UP-21 A direct comparison of prostate cancer prediction models in a population undergoing multiparametric magnetic resonance imaging and only transperineal prostate biopsy
Thursday June 27, 2019 from
TBD
Presenter

Paul N Doan, Australia

Senior Resident Medical Officer

Westmead Hospital

Abstract

A direct comparison of prostate cancer prediction models in a population undergoing multiparametric magnetic resonance imaging and only transperineal prostate biopsy

Paul Doan1,2, John Lahoud1, Lawrence H Kim1,2, Manish I Patel1,2.

1Urology, Westmead Hospital, Sydney, Australia; 2Surgery, The University of Sydney, Sydney, Australia

Introduction: To externally validate and compare the performance of the European Randomized Study of Screening for Prostate cancer risk calculator 3/4 (ERSPC-RC3/4), the Prostate Biopsy Collaborative Group risk calculator (PBCG RC) and the van Leeuwen model to determine which prediction model would perform the best in a contemporary Australian cohort undergoing only transperineal biopsy.

Methods: A retrospective review identified all patients undergoing transperineal biopsy across two centres. Of the 797 men identified, 373 had the data required to test all three risk calculators. The probability of clinically significant prostate cancer (csPC), defined as ISUPGG>1 was calculated for each patient. For each prediction model discrimination was assessed by area under the curve (AUC), calibration by numerical and graphical summaries and net benefit by decision curve analysis.

Results: Discrimination for detecting csPC showed the AUC of the ERSPC-RC3/4 to be 0.79(95%CI: 0.74-0.84), van Leeuwen to be 0.810.81(95%CI: 0.77-0.86) and the PBCG RC to be 0.68(95%CI: 0.63-0.74) compared to PSA alone which was 0.58(95%CI: 0.52-0.65).
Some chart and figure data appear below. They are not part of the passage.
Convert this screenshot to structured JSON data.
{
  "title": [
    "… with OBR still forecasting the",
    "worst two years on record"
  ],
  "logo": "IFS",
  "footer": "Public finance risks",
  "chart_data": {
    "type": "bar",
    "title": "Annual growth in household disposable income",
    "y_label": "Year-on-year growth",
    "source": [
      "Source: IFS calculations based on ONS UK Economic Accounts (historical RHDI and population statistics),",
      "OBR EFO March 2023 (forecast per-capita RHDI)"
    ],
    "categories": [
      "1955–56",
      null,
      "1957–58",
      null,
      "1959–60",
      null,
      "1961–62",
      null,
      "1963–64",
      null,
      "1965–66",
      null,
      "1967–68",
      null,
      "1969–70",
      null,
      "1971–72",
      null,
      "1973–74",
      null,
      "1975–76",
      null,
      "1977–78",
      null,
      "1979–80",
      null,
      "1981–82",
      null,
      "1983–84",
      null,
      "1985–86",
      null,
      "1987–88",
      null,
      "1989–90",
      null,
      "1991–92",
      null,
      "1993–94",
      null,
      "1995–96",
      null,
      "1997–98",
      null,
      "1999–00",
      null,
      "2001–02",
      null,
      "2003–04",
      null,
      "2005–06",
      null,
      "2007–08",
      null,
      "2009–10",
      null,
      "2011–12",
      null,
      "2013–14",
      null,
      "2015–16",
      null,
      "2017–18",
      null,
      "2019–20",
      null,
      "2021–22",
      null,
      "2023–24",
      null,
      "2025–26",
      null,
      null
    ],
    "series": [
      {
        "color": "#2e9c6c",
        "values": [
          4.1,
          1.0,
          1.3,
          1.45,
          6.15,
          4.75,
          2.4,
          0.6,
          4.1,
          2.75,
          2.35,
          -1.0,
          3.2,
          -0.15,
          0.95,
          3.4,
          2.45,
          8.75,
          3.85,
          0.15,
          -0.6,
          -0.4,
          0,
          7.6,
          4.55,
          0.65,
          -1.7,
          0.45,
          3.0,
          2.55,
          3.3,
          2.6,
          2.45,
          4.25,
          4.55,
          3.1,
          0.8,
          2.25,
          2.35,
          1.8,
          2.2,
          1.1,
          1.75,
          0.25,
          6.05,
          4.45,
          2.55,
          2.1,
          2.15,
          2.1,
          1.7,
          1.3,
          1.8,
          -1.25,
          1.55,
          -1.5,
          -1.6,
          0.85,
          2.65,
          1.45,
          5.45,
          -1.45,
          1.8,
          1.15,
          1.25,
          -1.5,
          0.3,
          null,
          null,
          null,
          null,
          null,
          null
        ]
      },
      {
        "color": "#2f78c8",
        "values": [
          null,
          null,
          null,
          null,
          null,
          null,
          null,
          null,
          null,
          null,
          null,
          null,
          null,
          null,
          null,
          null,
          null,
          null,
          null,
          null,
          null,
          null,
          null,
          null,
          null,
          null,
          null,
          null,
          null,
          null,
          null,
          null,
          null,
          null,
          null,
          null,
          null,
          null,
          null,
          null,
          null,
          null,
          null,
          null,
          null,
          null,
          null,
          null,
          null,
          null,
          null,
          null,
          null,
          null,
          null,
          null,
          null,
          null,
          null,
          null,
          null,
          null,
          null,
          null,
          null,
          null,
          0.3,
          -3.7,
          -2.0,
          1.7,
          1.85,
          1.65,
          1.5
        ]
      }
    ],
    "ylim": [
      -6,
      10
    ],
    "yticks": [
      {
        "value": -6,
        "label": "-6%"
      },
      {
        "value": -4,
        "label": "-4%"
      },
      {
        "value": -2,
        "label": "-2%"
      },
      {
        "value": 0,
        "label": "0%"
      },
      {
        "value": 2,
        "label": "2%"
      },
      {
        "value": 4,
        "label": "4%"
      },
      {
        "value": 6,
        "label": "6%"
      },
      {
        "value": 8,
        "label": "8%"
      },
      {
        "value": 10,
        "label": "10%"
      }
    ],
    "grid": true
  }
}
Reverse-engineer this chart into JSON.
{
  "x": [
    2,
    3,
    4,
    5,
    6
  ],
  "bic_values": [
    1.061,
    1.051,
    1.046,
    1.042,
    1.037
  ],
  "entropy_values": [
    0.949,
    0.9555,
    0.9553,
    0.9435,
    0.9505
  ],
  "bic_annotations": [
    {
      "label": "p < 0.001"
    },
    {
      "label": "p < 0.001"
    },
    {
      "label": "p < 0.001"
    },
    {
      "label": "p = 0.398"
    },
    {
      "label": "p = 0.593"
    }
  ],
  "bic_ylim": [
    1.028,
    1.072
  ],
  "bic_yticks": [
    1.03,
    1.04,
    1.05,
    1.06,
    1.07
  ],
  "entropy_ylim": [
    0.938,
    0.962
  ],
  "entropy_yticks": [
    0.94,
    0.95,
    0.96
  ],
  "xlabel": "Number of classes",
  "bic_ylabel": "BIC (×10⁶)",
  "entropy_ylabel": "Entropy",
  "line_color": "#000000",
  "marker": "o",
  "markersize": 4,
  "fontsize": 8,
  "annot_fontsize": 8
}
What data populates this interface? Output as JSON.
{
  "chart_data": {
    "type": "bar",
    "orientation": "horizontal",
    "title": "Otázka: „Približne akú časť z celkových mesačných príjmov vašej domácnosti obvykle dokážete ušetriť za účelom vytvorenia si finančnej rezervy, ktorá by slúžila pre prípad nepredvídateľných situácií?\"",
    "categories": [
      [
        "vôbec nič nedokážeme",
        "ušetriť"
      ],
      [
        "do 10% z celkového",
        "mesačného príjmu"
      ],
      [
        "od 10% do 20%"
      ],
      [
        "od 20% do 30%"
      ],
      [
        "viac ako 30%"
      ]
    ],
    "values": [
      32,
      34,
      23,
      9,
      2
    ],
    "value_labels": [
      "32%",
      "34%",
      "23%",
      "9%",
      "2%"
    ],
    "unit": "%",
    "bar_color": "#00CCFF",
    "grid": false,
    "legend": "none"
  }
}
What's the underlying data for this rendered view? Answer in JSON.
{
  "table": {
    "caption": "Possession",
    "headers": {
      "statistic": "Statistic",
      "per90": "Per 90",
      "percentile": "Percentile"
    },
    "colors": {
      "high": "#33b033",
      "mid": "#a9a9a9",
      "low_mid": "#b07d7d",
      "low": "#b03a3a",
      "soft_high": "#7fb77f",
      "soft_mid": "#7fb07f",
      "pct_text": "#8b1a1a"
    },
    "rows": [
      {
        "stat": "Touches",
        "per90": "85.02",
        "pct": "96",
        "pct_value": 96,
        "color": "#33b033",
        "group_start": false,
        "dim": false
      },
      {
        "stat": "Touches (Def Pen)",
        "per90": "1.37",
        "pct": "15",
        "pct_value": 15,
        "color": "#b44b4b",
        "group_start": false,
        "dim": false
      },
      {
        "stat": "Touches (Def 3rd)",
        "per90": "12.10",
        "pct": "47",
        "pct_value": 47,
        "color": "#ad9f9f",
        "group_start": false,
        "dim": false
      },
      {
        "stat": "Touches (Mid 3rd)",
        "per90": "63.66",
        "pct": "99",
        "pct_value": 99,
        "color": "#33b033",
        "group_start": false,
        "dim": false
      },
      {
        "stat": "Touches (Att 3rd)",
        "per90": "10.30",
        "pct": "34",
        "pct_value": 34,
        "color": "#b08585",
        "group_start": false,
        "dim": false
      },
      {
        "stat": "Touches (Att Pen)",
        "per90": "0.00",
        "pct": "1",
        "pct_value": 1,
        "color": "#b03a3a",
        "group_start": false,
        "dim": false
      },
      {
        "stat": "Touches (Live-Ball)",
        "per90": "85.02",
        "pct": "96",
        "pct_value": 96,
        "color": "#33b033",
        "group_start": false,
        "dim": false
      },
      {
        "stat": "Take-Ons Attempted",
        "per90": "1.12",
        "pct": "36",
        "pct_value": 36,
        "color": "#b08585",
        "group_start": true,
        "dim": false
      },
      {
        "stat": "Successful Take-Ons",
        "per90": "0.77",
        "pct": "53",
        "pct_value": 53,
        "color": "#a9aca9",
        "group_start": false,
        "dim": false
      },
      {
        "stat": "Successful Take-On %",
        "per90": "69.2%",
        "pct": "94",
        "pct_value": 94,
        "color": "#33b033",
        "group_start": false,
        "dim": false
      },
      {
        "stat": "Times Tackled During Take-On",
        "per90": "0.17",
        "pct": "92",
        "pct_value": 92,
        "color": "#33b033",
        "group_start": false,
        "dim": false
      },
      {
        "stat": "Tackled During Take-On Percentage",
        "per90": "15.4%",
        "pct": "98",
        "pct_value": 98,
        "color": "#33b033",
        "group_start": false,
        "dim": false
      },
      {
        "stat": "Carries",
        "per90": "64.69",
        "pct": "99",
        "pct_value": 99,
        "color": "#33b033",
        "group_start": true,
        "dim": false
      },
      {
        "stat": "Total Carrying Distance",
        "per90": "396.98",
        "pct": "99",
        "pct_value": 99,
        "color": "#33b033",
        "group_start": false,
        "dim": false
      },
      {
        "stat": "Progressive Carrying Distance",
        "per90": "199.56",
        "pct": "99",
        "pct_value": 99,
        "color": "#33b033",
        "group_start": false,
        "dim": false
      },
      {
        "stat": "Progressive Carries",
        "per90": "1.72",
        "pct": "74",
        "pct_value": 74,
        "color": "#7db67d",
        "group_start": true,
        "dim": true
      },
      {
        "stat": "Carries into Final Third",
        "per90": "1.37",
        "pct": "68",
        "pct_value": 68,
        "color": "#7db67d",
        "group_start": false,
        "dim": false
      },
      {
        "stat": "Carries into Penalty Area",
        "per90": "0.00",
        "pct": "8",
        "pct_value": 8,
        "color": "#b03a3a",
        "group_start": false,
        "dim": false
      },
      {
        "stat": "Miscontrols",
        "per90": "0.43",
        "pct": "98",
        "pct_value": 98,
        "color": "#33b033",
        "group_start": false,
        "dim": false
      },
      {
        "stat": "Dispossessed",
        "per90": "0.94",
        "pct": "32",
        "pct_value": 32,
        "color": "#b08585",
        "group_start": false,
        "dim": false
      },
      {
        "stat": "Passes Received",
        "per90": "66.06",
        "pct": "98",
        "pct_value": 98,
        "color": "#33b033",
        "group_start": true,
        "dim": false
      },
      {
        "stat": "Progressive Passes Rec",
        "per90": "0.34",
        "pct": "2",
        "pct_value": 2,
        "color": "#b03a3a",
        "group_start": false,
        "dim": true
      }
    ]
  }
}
The ERSPC-RC3/4 was the best calibrated in the clinically relevant range of 12.5-50% whilst the van Leeuwen model was the best calibrated in the lower risk range of 0-25%. The van Leeuwen model demonstrated the greatest net benefit from 10% risk onwards, followed closely by the ERSPC-RC3/4 and then the PBCG model.

Conclusion: The ERPSC-RC3/4 demonstrated good performance and was comparable to the van Leeuwen model in all domains of discrimination, calibration and net benefit for an Australian population undergoing transperineal prostate biopsy. It is one of the most accessible risk calculators with an easy to use online platform, thus we recommend the use of  the ERSPC-RC3/4 to predict risk in the clinical setting.